Through clouds of grayish-white marijuana smoke I would listen to this guy go on and on about how pretentious Werner Herzog was. He would take a deep hit from his bong, hold it in his lungs as long as possible, then release a long plume of smoke that would go halfway across the room. “Werner Herzog is an asshole,” he would say in a fake German accent.
But when I suggested that Herzog made some of the most interesting films of the past 30 years on very small budgets — and probably made little money off of them — he thought I was the one being pretentious. But then, maybe because I don’t smoke weed, or because he felt I was judging him, this dude would ignore whatever I said (especially if there happened to be a female around) and then launch into some crude impression of Herzog as if it were the funniest thing in the world. I guess I was supposed to laugh, but since I wasn’t stoned, I didn’t think he was funny. But then usually nobody else did either. It was his apartment, he had the weed, so he could say whatever he wanted. Fair enough.

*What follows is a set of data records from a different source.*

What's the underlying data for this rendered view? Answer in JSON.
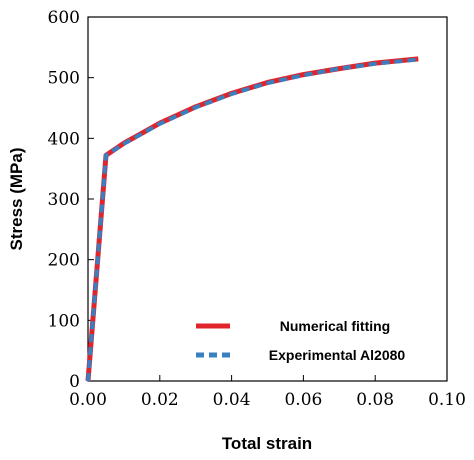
{
  "chart_data": {
    "type": "line",
    "xlabel": "Total strain",
    "ylabel": "Stress (MPa)",
    "xlim": [
      0.0,
      0.1
    ],
    "ylim": [
      0,
      600
    ],
    "xticks": [
      "0.00",
      "0.02",
      "0.04",
      "0.06",
      "0.08",
      "0.10"
    ],
    "yticks": [
      "0",
      "100",
      "200",
      "300",
      "400",
      "500",
      "600"
    ],
    "grid": false,
    "legend_position": "lower-right",
    "series": [
      {
        "name": "Numerical fitting",
        "color": "#e0242b",
        "style": "solid",
        "x": [
          0.0,
          0.005,
          0.01,
          0.02,
          0.03,
          0.04,
          0.05,
          0.06,
          0.07,
          0.08,
          0.092
        ],
        "y": [
          0,
          372,
          392,
          425,
          452,
          474,
          492,
          505,
          515,
          524,
          531
        ]
      },
      {
        "name": "Experimental Al2080",
        "color": "#3a7fbf",
        "style": "dashed",
        "x": [
          0.0,
          0.005,
          0.01,
          0.02,
          0.03,
          0.04,
          0.05,
          0.06,
          0.07,
          0.08,
          0.092
        ],
        "y": [
          0,
          372,
          391,
          424,
          451,
          473,
          491,
          504,
          515,
          523,
          530
        ]
      }
    ]
  }
}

This guy lived in the Mission district and threw a lot of parties. But he was one of those hipsters who was more of a consumer than a maker of things. But that didn’t stop him from talking and talking and talking. He had no concept of the work it took to make an extraordinary film like Grizzly Man, which recounts the life of a naturalist who was eaten alive, along with his girlfriend, by an Alaskan grizzly bear. Or Wings of Hope, the true story of a woman whose plane was struck by lightning and exploded over the jungle in Peru. Somehow she survived the two-mile fall back to earth. More incredible yet was the fact that Herzog was bumped off that exact plane at the last minute because it was overbooked. He was on his way to shoot a film in Peru — Aguirre Wrath of God. The woman was the only survivor of the crash. It’s an amazing tale.
But who cares? This guy would always say films like that are all just solopsistic and vain — each one a self-portrait and thus of no value. All 50 or 60 of them. His argument was that self-portraits reveal nothing except to the person making the portrait … or something like that.
The truth is that I never understood what this guy had against Herzog, but it really got under my skin. Who knows, maybe he sensed it and deliberately made stupid jokes he knew would make me want to push him in front of a moving car.
Before I met him I think he had been an emotionally abusive boyfriend to several hipster women. The script was predictable: He had to be the one whose opinion mattered. Everyone listened while he spoke. His jokes were funnier than everyone else’s. He was always right, no matter what. He tirelessly pointed out how he was more of a man than other guys. He also tirelessly explained how he just knew everything about art, film, and drugs. He was essentially the best person in the world.
I didn’t smoke his dope, didn’t laugh at his jokes, and had no interest in his cool-dude schtick. No wonder he disliked me. After a while I didn’t even say anything about film around him because it would trigger his reflexive derision. But why pick on Werner Herzog of all people? I mean, why not Fassbinder or Truffaut or Goddard? Didn’t he have some equally stupid thing to say about them?
Yet watching him and observing his behavior at parties it crossed my mind that probably a lot of people can’t tell the difference between really good art, bad art, and great art. Hell, some people don’t even like art. In fact, I don’t really think this guy liked art or “got” art at all.
And that’s why I totally, wholeheartedly, and unreservedly love Werner Herzog. He tells important stories — not for the benefit of hipster dilettantes but for those who actually are paying attention, for those who do read books all the way through, and for those who study history. Herzog is unique because his films are about living life and the conflicts that happen when you do so. It’s easy to sit and watch as the world goes by, but it’s art when you become the world that is going by as others sit and watch.